WE Program Mentors Aspiring Entrepreneurs
YOUNGSTOWN, Ohio – Entrepreneurship, Carmella Williams says, is in her blood.
She wanted to go into business from the time she was old enough to understand the concept. “I just hadn’t found that one thing that I would call its purpose,” she says.
That entrepreneurial spirit goes back to her grandfather who, after he was laid off from his steel mill job, started junking – later increasing the business into a garage – and her mother, who ran a floral shop and sold Avon products, and her uncles, who entered construction and painting in addition to their day jobs.
“Everybody has a second job or business, so to speak,” Williams says.
The Hubbard resident launched her own venture about three years ago after she was laid off temporarily from Youngstown State University. During that time, she started canning food and then began canning hair care products based on her own formulas. She also conducted what she calls “hair seminars.” Sixteen people showed up for the first seminar, double the number she had projected.
“It’s been a life journey,” she says.
Her company, Carmella Maria, has grown to offer nine products for hair care and three for body care. Now Williams is looking to take her business to the next level.
Williams is among the 17 current and prospective female business owners looking for that kind of help through the WE Launch program conducted by Women in Entrepreneurship, an initiative of the Youngstown Business Incubator.
Participants “are going to learn the purpose of a business plan, how to develop a business plan and the marketing aspect of a business,” says Stephanie Gilchrist, program director of Women in Entrepreneurship.
“They’re going to learn the legal aspects of a business, the necessary insurance, accounting tools and other fundamentals in starting a business and maintaining a business.”
The 17 women come from a range of businesses that include media, water purification, clothing retail and graphic design, “They are all diverse in what they do and in their skills they bring to the table,” Gilchrist says.
The program began with a reception in late February, followed March 2 with a class on the components of a business plan and a business model presented by Liberty Merrill, who oversees the small-business assistance programs at Youngstown Neighborhood Development Corp.
A business plan “is not this abstract thing that you write up,” Merrill told the WE Launch participants. “This is the concrete, where-the-rubber-meets-the-road of your business, and hopefully you can do it ahead of time so that you know you’re solid and that your business is going to be successful.”
The plan, which can be short, is necessary to communicate the idea of the business to another individual, such as a banker or investor. It must be realistic in its with goals projected growth. In addition, the plan not only has to identify the market but address “how you are going to access that market,” Merrill advised.
“Someone looking at this has to think you’ve thought this through,” she said.
At the end of the program, one of the participants will be awarded a $5,000 grant.
Each woman is paired with an established female business owner who volunteers as her mentor.
Deanna Fusillo is mentoring Williams, who learned about the program by attending the She Started It trade show at YBI in December.

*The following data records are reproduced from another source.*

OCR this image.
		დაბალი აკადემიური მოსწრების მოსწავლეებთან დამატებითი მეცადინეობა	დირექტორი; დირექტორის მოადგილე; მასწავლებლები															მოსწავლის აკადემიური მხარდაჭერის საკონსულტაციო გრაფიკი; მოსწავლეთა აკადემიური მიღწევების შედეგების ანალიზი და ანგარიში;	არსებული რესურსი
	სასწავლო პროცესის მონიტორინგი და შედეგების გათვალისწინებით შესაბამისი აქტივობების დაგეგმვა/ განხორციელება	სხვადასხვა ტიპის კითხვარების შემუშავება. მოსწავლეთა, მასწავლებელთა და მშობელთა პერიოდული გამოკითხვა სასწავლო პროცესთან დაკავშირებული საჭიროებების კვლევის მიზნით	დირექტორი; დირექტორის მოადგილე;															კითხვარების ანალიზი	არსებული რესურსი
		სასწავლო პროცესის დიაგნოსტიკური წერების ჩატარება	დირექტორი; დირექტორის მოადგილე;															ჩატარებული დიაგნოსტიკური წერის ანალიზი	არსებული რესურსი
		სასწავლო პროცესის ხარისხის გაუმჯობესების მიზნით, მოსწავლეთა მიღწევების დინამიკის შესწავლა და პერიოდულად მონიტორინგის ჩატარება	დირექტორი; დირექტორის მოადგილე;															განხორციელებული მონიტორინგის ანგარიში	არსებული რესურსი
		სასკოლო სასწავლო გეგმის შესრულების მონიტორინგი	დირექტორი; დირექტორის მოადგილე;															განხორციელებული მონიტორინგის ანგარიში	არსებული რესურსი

Fusillo owns Sassy Girl Media in Canfield, a Web design, social media and digital marketing firm. Sassy Girl began exploring social media and Web design to promote a business she had launched five years ago, Sweet D Bites.
“Since then, I’ve taken different classes and workshops,” she says, and subsequently helped other female entrepreneurs start their websites and has given seminars on marketing.
As she works with Williams, Fusillo hopes her protégé “learns from the mistakes I’ve made and doesn’t make them herself,” she says.
“There’s always a ton of little mistakes that you make along the way and you learn from it. … Some things work and some things completely flop,” she notes.
Fusillo also hopes to push Williams “outside her comfort zone and inspire her to do more than she thinks she can do right now and not be afraid of the risks,” she adds.
Williams is aware she must do more. She has reached out to a chemist to help her further develop her products, which she still makes in her kitchen. “I know I’ve reached my limits,” she says.
Beyond that, she allows everything has been “disjointed” as she has launched the enterprise. “So this is going to help me bring it all together and polish it,” she says.
Gilchrist acknowledges more women applied than the incubator had slots. “At some point, we just had to say No,” she says.
Planning is underway to conduct a second nine-week WE Launch program this fall in the offices of the Raymond John Wean Foundation in downtown Warren.
Pictured: Participants and mentors gather for the first in the series of weekly educational programs. Front row, from left, are Crystal Wells, Donia Kravitz Foster, Stephanie Kelly, Kim Zeidenstein, Mary Protheroe and Stephanie Gilchrist. Back row: Kathy Serenko, Helen Muga, Tracy Winbush, Melissa D’Apolito, Danica Hobbs, Jack Kravitz, Donna Cadwallader, Carmella Williams, Marissa Devantier and LaKita Williams.